Projected growth of 1.6 percent in 1999, while weak, is still ahead of the Latin American average.

“We believe we have survived the worst while saving our system of social justice,” said Pérez, “and we do not intend to give it up in the future: everything we do is to preserve it.”

Life expectancy and access to safe water remain much higher than the Latin America and Caribbean average, while infant mortality and illiteracy continue to be far lower, according to the World Bank.

“Even under blockade conditions, Cuba has shown that it is possible to grow and find space in the world economy,” Martínez said.

The Cuban legislator singled out tourism as a “motor of the Cuban economy,” which also helps to attract foreign direct investment and to capture foreign exchange.

In the 90s, he said, revenues from the tourist trade have grown at a 24 percent annual rate.

Cuba’s pharmaceutical and biotechnology industries are also competitive on the world market, according to Pérez.

For example, he said, a Canadian drug company has received a license to distribute a Cuban vaccine against meningitis.

However, the foreign minister opposed proposals by developed countries to strengthen international intellectual property rights.

“Intellectual property should be democratized,” he said, “but it’s now being privatized.”

The structural transformation of Cuba’s agricultural economy has been critical for assuring domestic food supply.

Before 1990, the government administered 75 percent of farmlands and much food was imported from Eastern Europe.

Since the collapse of the Soviet Union, state control of agriculture has declined to around 30 percent, while more than half of cultivable land is now farmed by cooperatives and another 15 percent by small independent farmers.

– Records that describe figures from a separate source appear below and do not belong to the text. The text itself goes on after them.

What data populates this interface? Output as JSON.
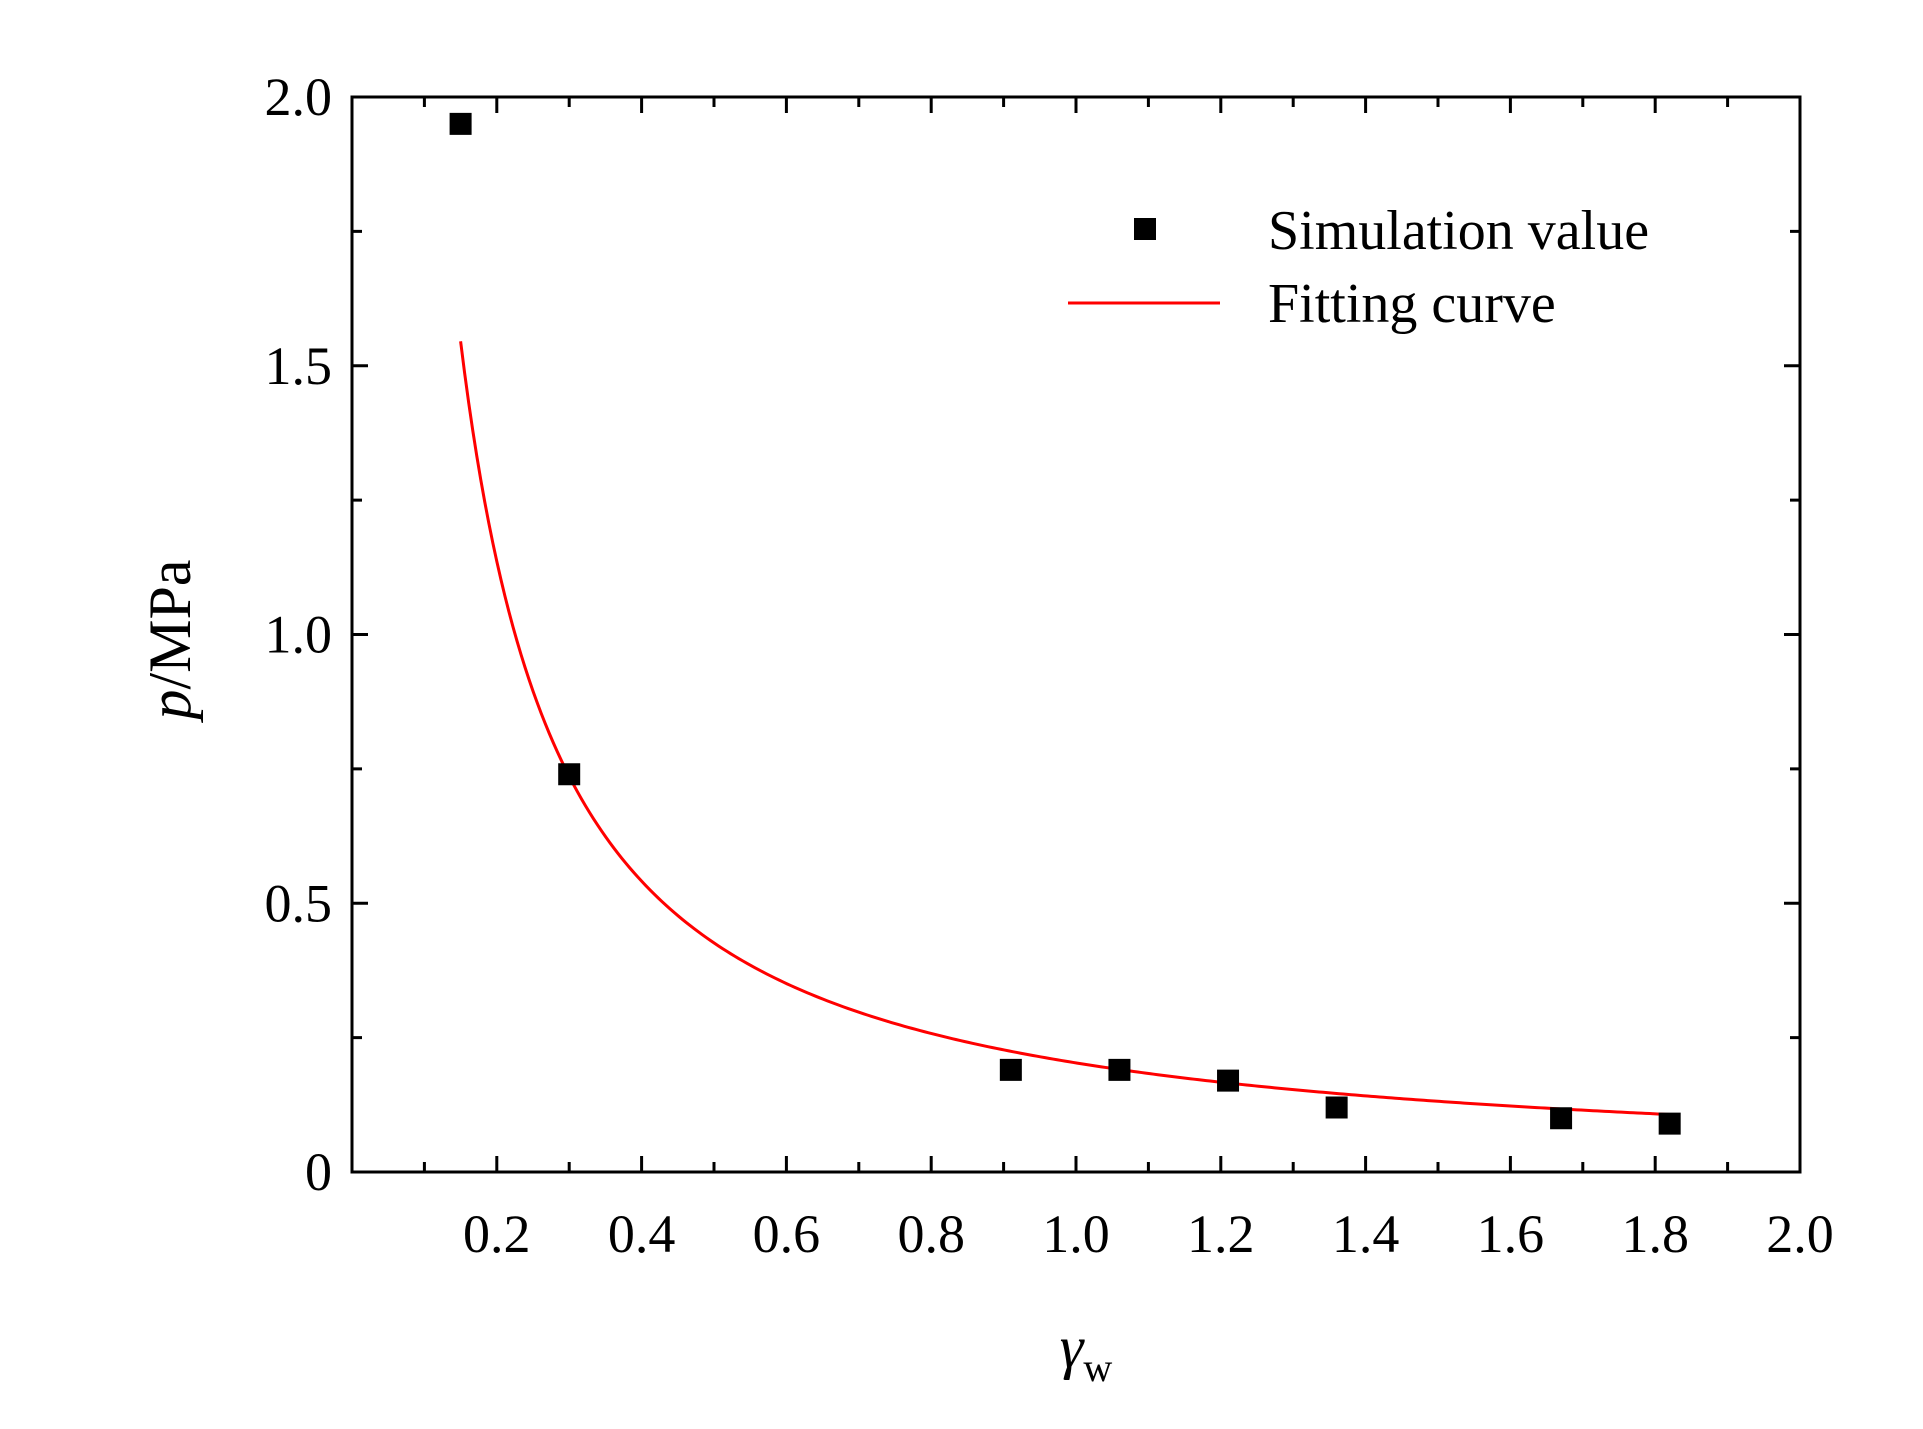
{
  "chart_data": {
    "type": "scatter",
    "title": "",
    "xlabel": {
      "main": "γ",
      "subscript": "w"
    },
    "ylabel": {
      "italic": "p",
      "rest": "/MPa"
    },
    "xlim": [
      0,
      2.0
    ],
    "ylim": [
      0,
      2.0
    ],
    "grid": false,
    "legend_position": "top-right",
    "x_ticks": [
      "0.2",
      "0.4",
      "0.6",
      "0.8",
      "1.0",
      "1.2",
      "1.4",
      "1.6",
      "1.8",
      "2.0"
    ],
    "y_ticks": [
      "0",
      "0.5",
      "1.0",
      "1.5",
      "2.0"
    ],
    "series": [
      {
        "name": "Simulation value",
        "kind": "points",
        "marker": "square",
        "color": "#000000",
        "x": [
          0.15,
          0.3,
          0.91,
          1.06,
          1.21,
          1.36,
          1.67,
          1.82
        ],
        "y": [
          1.95,
          0.74,
          0.19,
          0.19,
          0.17,
          0.12,
          0.1,
          0.09
        ]
      },
      {
        "name": "Fitting curve",
        "kind": "line",
        "color": "#ff0000",
        "x_range": [
          0.15,
          1.82
        ],
        "model": "p = 0.203 / γw^1.07"
      }
    ]
  }
}
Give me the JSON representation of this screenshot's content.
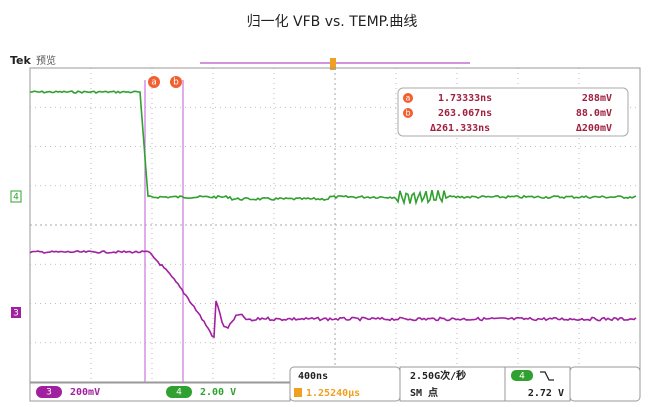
{
  "header": {
    "title": "归一化  VFB vs. TEMP.曲线"
  },
  "scope": {
    "brand": "Tek",
    "mode": "预览",
    "cursor_a": "a",
    "cursor_b": "b",
    "channel_4_marker": "4",
    "channel_3_marker": "3"
  },
  "readout": {
    "a_label": "a",
    "a_time": "1.73333ns",
    "a_value": "288mV",
    "b_label": "b",
    "b_time": "263.067ns",
    "b_value": "88.0mV",
    "delta_time": "Δ261.333ns",
    "delta_value": "Δ200mV"
  },
  "status": {
    "ch3_label": "3",
    "ch3_scale": "200mV",
    "ch4_label": "4",
    "ch4_scale": "2.00 V",
    "timebase": "400ns",
    "sample_rate": "2.50G次/秒",
    "position": "1.25240μs",
    "record": "SM 点",
    "trigger_channel": "4",
    "trigger_level": "2.72 V"
  }
}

During the 90s, the Cuban economy has gradually opened to foreign capital as well.

Martínez said the Cuban government has formed 370 joint ventures with foreign firms, primarily from Canada, Europe and Latin America, and predominantly in the sectors of tourism, petroleum, telecommunications and nickel.

The embargo prevents investment from the U.S., but many U.S. businesses are beginning to chafe at these restrictions as they see their potential competitive position in a market of 11 million people slipping away.

In 1998, a bi-partisan group including three former Republican secretaries of state and several U.S. senators said it believed the blockade no longer served U.S. interests and encouraged Clinton to form a commission to review U.S. policy towards Cuba.


Peter Costantini covered the WTO Seattle Ministerial for Inter Press Service, a newswire based in Rome. This piece was written for Inter Press Service, but did not run on the newswire.